Let's suppose that Attorney General John Ashcroft implemented a program whereby Americans would tip off Homeland Security whenever they saw someone suspicious. If you saw someone who looked like a fanatic, you would be encouraged to report them to an anonymous hotline. What would a big-city newspaper like the San Jose Mercury News think of that? You could probably hear the cries of outrage from your home with the windows shut.
Or let's suppose the recording industry encouraged people to report on their friends and neighbors who might be downloading music illegally. See a guy at the computer store with a hundred blank CD's? Call a tip line! I don't think the Merc would think much of that either.
But when citizens are asked to snitch on tax scofflaws -- thus benefitting not national security or corporations but rather the coffers of the Western hemisphere's third-largest welfare state -- then the Merc twirls its hair and applies fresh lipstick
Six officers searched parking lots at college campuses
SACRAMENTO - The California Highway Patrol has started a major crackdown on state residents illegally driving vehicles with out-of-state plates.

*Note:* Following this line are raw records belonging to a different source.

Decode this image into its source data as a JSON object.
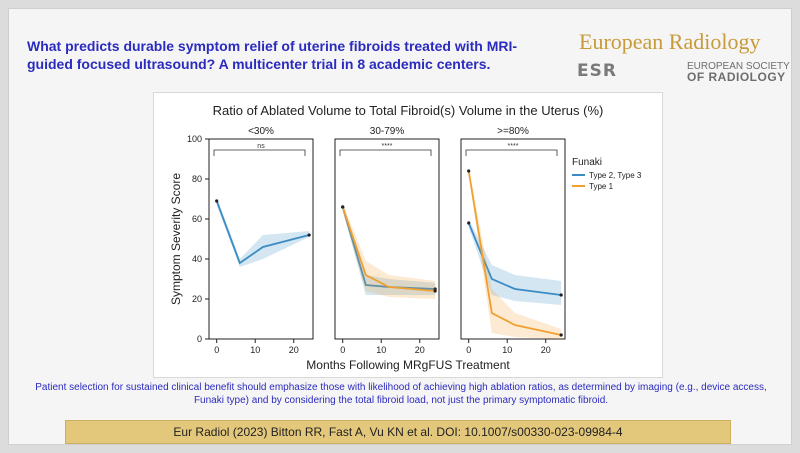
{
  "header": {
    "title": "What predicts durable symptom relief of uterine fibroids treated with MRI-guided focused ultrasound? A multicenter trial in 8 academic centers.",
    "journal": "European Radiology",
    "society_mark": "ESR",
    "society_line1": "EUROPEAN SOCIETY",
    "society_line2": "OF RADIOLOGY"
  },
  "chart_data": {
    "type": "line",
    "title": "Ratio of Ablated Volume to Total Fibroid(s) Volume in the Uterus (%)",
    "xlabel": "Months Following MRgFUS Treatment",
    "ylabel": "Symptom Severity Score",
    "ylim": [
      0,
      100
    ],
    "xlim": [
      -2,
      25
    ],
    "yticks": [
      "0",
      "20",
      "40",
      "60",
      "80",
      "100"
    ],
    "xticks": [
      "0",
      "10",
      "20"
    ],
    "legend": {
      "title": "Funaki",
      "placement": "right",
      "entries": [
        {
          "name": "Type 2, Type 3",
          "color": "#3b8cc4"
        },
        {
          "name": "Type 1",
          "color": "#f0a030"
        }
      ]
    },
    "panels": [
      {
        "title": "<30%",
        "significance": "ns",
        "series": [
          {
            "name": "Type 2, Type 3",
            "color": "#3b8cc4",
            "x": [
              0,
              6,
              12,
              24
            ],
            "y": [
              69,
              38,
              46,
              52
            ],
            "lower": [
              67,
              36,
              40,
              51
            ],
            "upper": [
              71,
              40,
              52,
              54
            ]
          }
        ]
      },
      {
        "title": "30-79%",
        "significance": "****",
        "series": [
          {
            "name": "Type 2, Type 3",
            "color": "#3b8cc4",
            "x": [
              0,
              6,
              12,
              24
            ],
            "y": [
              66,
              27,
              26,
              25
            ],
            "lower": [
              64,
              22,
              22,
              22
            ],
            "upper": [
              68,
              32,
              30,
              28
            ]
          },
          {
            "name": "Type 1",
            "color": "#f0a030",
            "x": [
              0,
              6,
              12,
              24
            ],
            "y": [
              66,
              32,
              26,
              24
            ],
            "lower": [
              64,
              24,
              21,
              20
            ],
            "upper": [
              68,
              39,
              32,
              29
            ]
          }
        ]
      },
      {
        "title": ">=80%",
        "significance": "****",
        "series": [
          {
            "name": "Type 2, Type 3",
            "color": "#3b8cc4",
            "x": [
              0,
              6,
              12,
              24
            ],
            "y": [
              58,
              30,
              25,
              22
            ],
            "lower": [
              56,
              22,
              19,
              17
            ],
            "upper": [
              60,
              37,
              32,
              29
            ]
          },
          {
            "name": "Type 1",
            "color": "#f0a030",
            "x": [
              0,
              6,
              12,
              24
            ],
            "y": [
              84,
              13,
              7,
              2
            ],
            "lower": [
              82,
              3,
              1,
              0
            ],
            "upper": [
              86,
              25,
              13,
              5
            ]
          }
        ]
      }
    ]
  },
  "conclusion": "Patient selection for sustained clinical benefit should emphasize those with likelihood of achieving high ablation ratios, as determined by imaging (e.g., device access, Funaki type) and by considering the total fibroid load, not just the primary symptomatic fibroid.",
  "citation": "Eur Radiol (2023) Bitton RR, Fast A, Vu KN et al. DOI: 10.1007/s00330-023-09984-4",
  "colors": {
    "title_blue": "#2b2bbf",
    "journal_gold": "#c79a3a",
    "citation_bg": "#e3c77a"
  }
}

The agency officially kicks off its license plate sting Tuesday, asking motorists to jot down suspicious tags and enter them into an anonymous CHP Web site. Commissioner D.O. "Spike" Helmick estimated the state could bring in up to $10 million in additional revenue if the project succeeds.
An earlier enforcement crackdown at CHP's South Sacramento office netted nearly $575,000, said Officer David Costantini. Six officers searched parking lots at shopping centers, apartment complexes and college campuses for out-of-state plates.
"Everybody got excited about it. Even the secretaries are writing down plates," said Helmick, who said he typically jots down three or four suspicious plates during his morning commute.
. If the FBI were to poke and pry at college students' cars, the Mercury News would call for California to secede from the union. Repeat after me: There is no liberal media bias.